Citigroup’s currency analysts said on Thursday that from a risk-reward perspective, it is more favorable to bet on a stronger US dollar. They pointed out that persistently high commodity prices will limit the gains of risky assets, thereby supporting bond yields and the US dollar.

However, the relative easing of tensions has reignited concerns about the US dollar, which have been influencing discussions around the currency since Donald Trump became president last year.
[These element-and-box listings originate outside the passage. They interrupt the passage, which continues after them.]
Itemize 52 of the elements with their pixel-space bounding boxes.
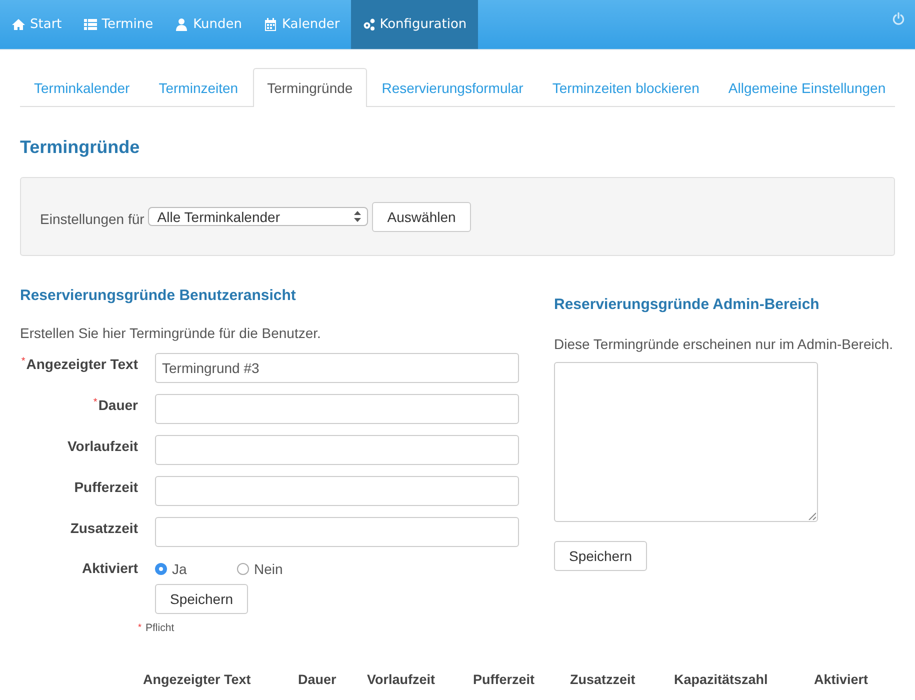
updown-arrows-icon [354,211,362,222]
tab[interactable]: Terminzeiten blockieren [538,68,714,106]
nav-item[interactable]: Kalender [252,0,351,49]
field-label: Zusatzzeit [70,520,138,536]
column-header: Zusatzzeit [570,672,636,687]
section-title: Reservierungsgründe Admin-Bereich [554,296,820,313]
nav-item[interactable]: Start [0,0,73,49]
resize-grip-icon[interactable] [808,512,816,520]
input-field[interactable]: Termingrund #3 [155,353,519,383]
calendar-select[interactable]: Alle Terminkalender [148,207,368,226]
column-header: Dauer [298,672,336,687]
section-description: Diese Termingründe erscheinen nur im Admin-Bereich. [554,336,894,352]
field-label: *Dauer [93,397,138,413]
input-field[interactable] [155,517,519,547]
tab[interactable]: Terminzeiten [144,68,252,106]
field-label: Pufferzeit [74,479,138,495]
nav-item[interactable]: Termine [72,0,164,49]
field-label: *Angezeigter Text [21,356,138,372]
column-header: Aktiviert [814,672,868,687]
radio-button[interactable] [155,563,167,575]
input-field[interactable] [155,476,519,506]
tab[interactable]: Terminkalender [20,68,144,106]
radio-button[interactable] [237,563,249,575]
column-header: Kapazitätszahl [674,672,768,687]
section-title: Reservierungsgründe Benutzeransicht [20,287,296,304]
filter-label: Einstellungen für [40,210,144,226]
column-header: Angezeigter Text [143,672,251,687]
field-label: Vorlaufzeit [67,438,138,454]
list-icon [84,18,97,31]
input-field[interactable] [155,435,519,465]
user-icon [175,18,188,31]
input-field[interactable] [155,394,519,424]
home-icon [12,18,25,31]
select-button[interactable]: Auswählen [372,202,471,232]
radio-option[interactable]: Nein [237,561,319,577]
section-description: Erstellen Sie hier Termingründe für die Benutzer. [20,325,321,341]
field-label: Aktiviert [82,560,138,576]
tab[interactable]: Allgemeine Einstellungen [714,68,900,106]
column-header: Vorlaufzeit [367,672,436,687]
column-header: Pufferzeit [473,672,535,687]
save-button[interactable]: Speichern [554,541,648,571]
power-icon[interactable] [892,12,905,25]
page-title: Termingründe [20,137,140,158]
tab[interactable]: Reservierungsformular [368,68,538,106]
nav-item[interactable]: Kunden [164,0,253,49]
nav-item[interactable]: Konfiguration [350,0,478,49]
calendar-icon [264,18,277,31]
radio-option[interactable]: Ja [155,561,237,577]
text-area[interactable] [554,362,818,522]
required-note: * Pflicht [138,622,176,634]
tab[interactable]: Termingründe [253,68,367,107]
save-button[interactable]: Speichern [155,584,248,614]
Wells Fargo strategists recommend buying the Swedish krona against the US dollar. Deutsche Bank, on the other hand, suggests selling the broad dollar index, believing that the euro could eventually break through $1.20 from its current level of around $1.18, which would be the first time since January. JPMorgan strategists said last week that “in the medium to long term, the dollar seems to be on the decline due to this conflict,” partly because of the huge war expenses.

Some on Wall Street also believe that Trump wants to see a weaker dollar to support US exports, despite the current administration’s repeated reaffirmation of the long-standing “strong dollar” policy of the United States.

Against the backdrop of a shift in market sentiment, according to Morgan Stanley’s model, asset management companies increased their short positions on the US dollar in the first two weeks of April. A survey by Bank of America from April 3 to 9 (overlapping with the effective date of the ceasefire agreement) showed that the most favored trading strategy by fund managers this year (second only to holding bonds) was shorting the US dollar.

“Investors view the impact of a potential war with Iran on the dollar’s trajectory in 2026 as more of a horizontal shift rather than a change in trend,” wrote Bank of America strategists Ralf Preusser and Meghan Swiber in a report this week.

International investors shorting the US dollar through derivatives to eliminate currency risks in their US assets is another potential trigger for the dollar’s weakness.

Data from State Street, one of the world’s largest custodian banks, shows that they are increasing their hedging efforts. After the ceasefire statement was issued, the hedging ratio for the US dollar has risen to 63%.

Moreover, the resolution of the war, by reducing concerns about economies outside the United States, might stimulate investors to purchase more international assets.